In a new class action lawsuit filed on Tuesday, ticketing giant Ticketmaster is accused of engaging in illegal listing practices and intentionally misleading its customers with its “platinum ticket” offer.
Ticketmaster regularly finds itself in embarrassment in the public square and facing justice for its practices deemed dishonest, even illegal, by many people. The new class action petition, filed by Montreal law firm LPC in Laval Superior Court, decries a practice “in clear violation” of the Consumer Protection Act. According to the request, not directly announcing a second concert when a first show goes on sale would serve to “squeeze as much money as possible out of the real fans” who are desperately trying to get their hands on it. on squares.
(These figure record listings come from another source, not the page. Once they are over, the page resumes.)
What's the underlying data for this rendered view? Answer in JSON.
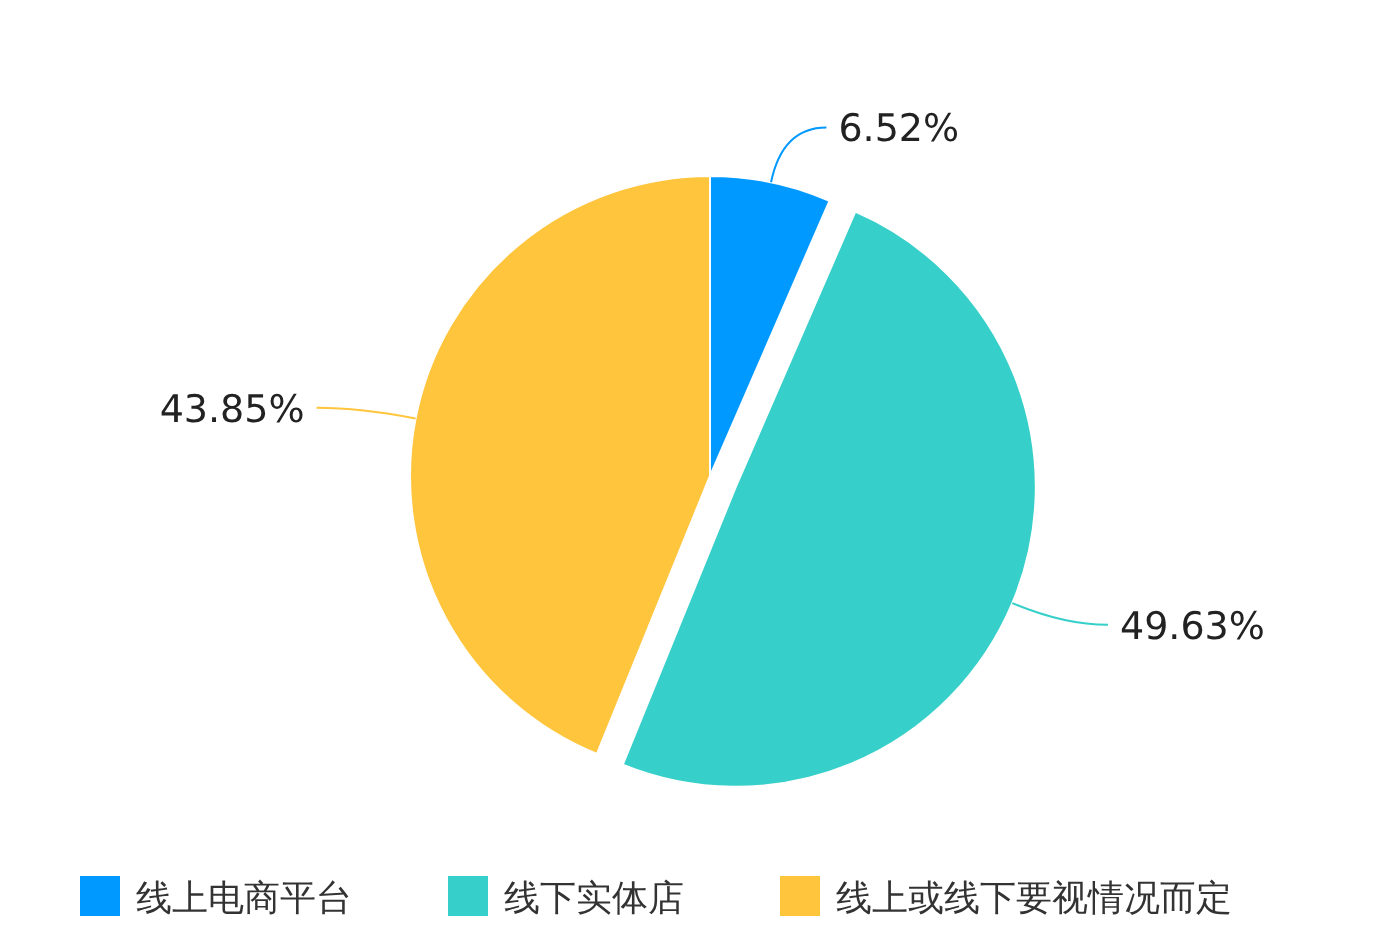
{
  "chart_data": {
    "type": "pie",
    "categories": [
      "线上电商平台",
      "线下实体店",
      "线上或线下要视情况而定"
    ],
    "values": [
      6.52,
      49.63,
      43.85
    ],
    "value_labels": [
      "6.52%",
      "49.63%",
      "43.85%"
    ],
    "colors": [
      "#0099ff",
      "#36cfc9",
      "#ffc53d"
    ],
    "legend": "bottom"
  }
}
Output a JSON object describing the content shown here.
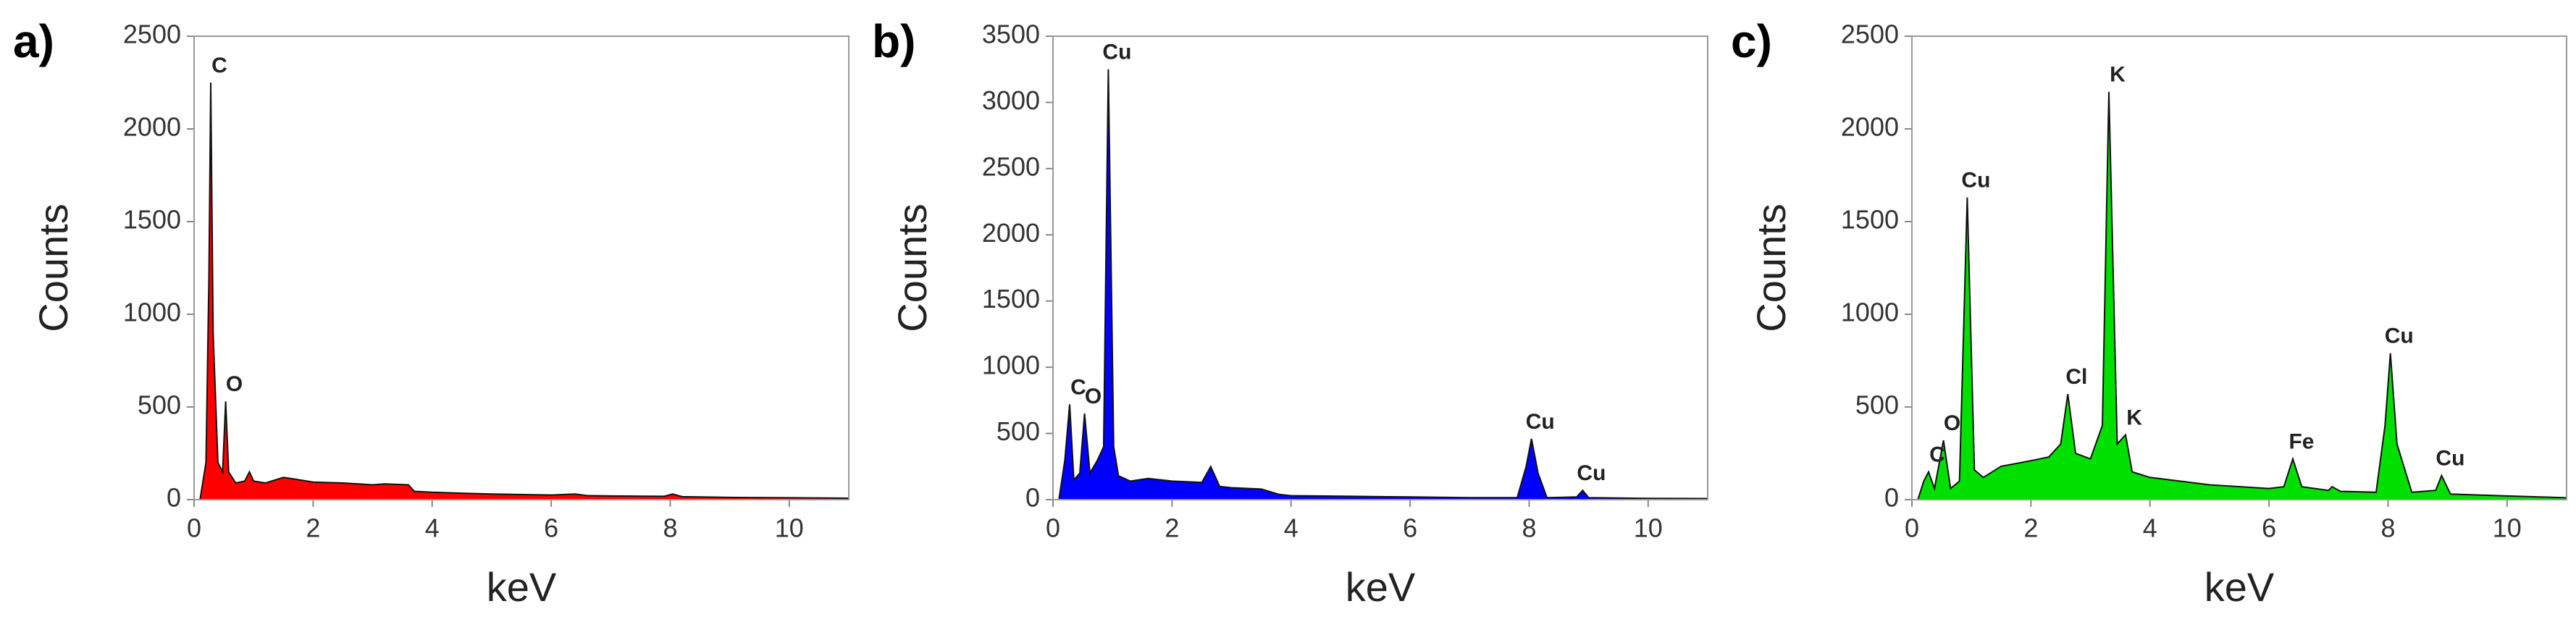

By not letting buyers know that there are in fact twice as many tickets available, ticketing causes a scarcity effect that drives prices up, higher when demand is higher. Fans are flocking to tickets for the first concert unaware that they might get cheaper ones when the second goes on sale.
The request describes the case of a consumer who purchased tickets for the P!nk show at the Bell Center, scheduled for next fall. According to court documents, the consumer first bought three tickets to the American singer’s November 1 show in late February.
He was offered “official platinum seats” on the ticket platform, which Ticketmaster describes as his best seats, thus justifying an inflated price by dynamic pricing (the higher the demand, the higher the fares go). Yet the tickets purchased at nearly $350 each were 14 rows before the very last, in the farthest section of the stage. The consumer also realized soon after that other “platinum” tickets adjacent to hers were selling for about $60 less. “Partially Obstructed View” seating is also sold as “Platinum Seating”.
Finally, when the second concert went on sale, the consumer realized that better placed tickets were offered for an additional $6.89.
The use of these practices is “systemic”, says the petition, since other cases have been identified. Consumers who purchased tickets for the Drake concert in Montreal saw after their purchase that a second concert was announced and that they could have obtained much cheaper tickets. Additionally, lower-positioned seats are listed as “platinum” while some in more forward sections are “regular” priced, the petition notes.
In the case of the admirer of P! nk, the setbacks did not stop there. The consumer decided to buy the slightly more expensive seats for the second concert, which would give her a better view of the show. She thought she could easily resell her first three tickets. Wanting to make sure she sold them, she wanted to set an affordable price, but ran into a resale price floor of $345.01 imposed by the platform. This minimum is required when it is stated that “tickets in this section sell for as low as $231.00”. “Obviously, Plaintiff will never be able to sell her tickets at $345.01 or more when tickets in the same section are selling at $231.00,” the claim notes.
Several artists, including Robert Smith, the leader of the group The Cure, whose tour was put on sale recently, took the floor to denounce the practices of Ticketmaster.
On the side of the fans, the discontent resounds each time the tickets of an important concert are put on sale. Despite several lawsuits against the American company, Ticketmaster remains the largest box office in the entertainment market.
We tried to reach Ticketmaster by email, at the end of the day on Tuesday, without success.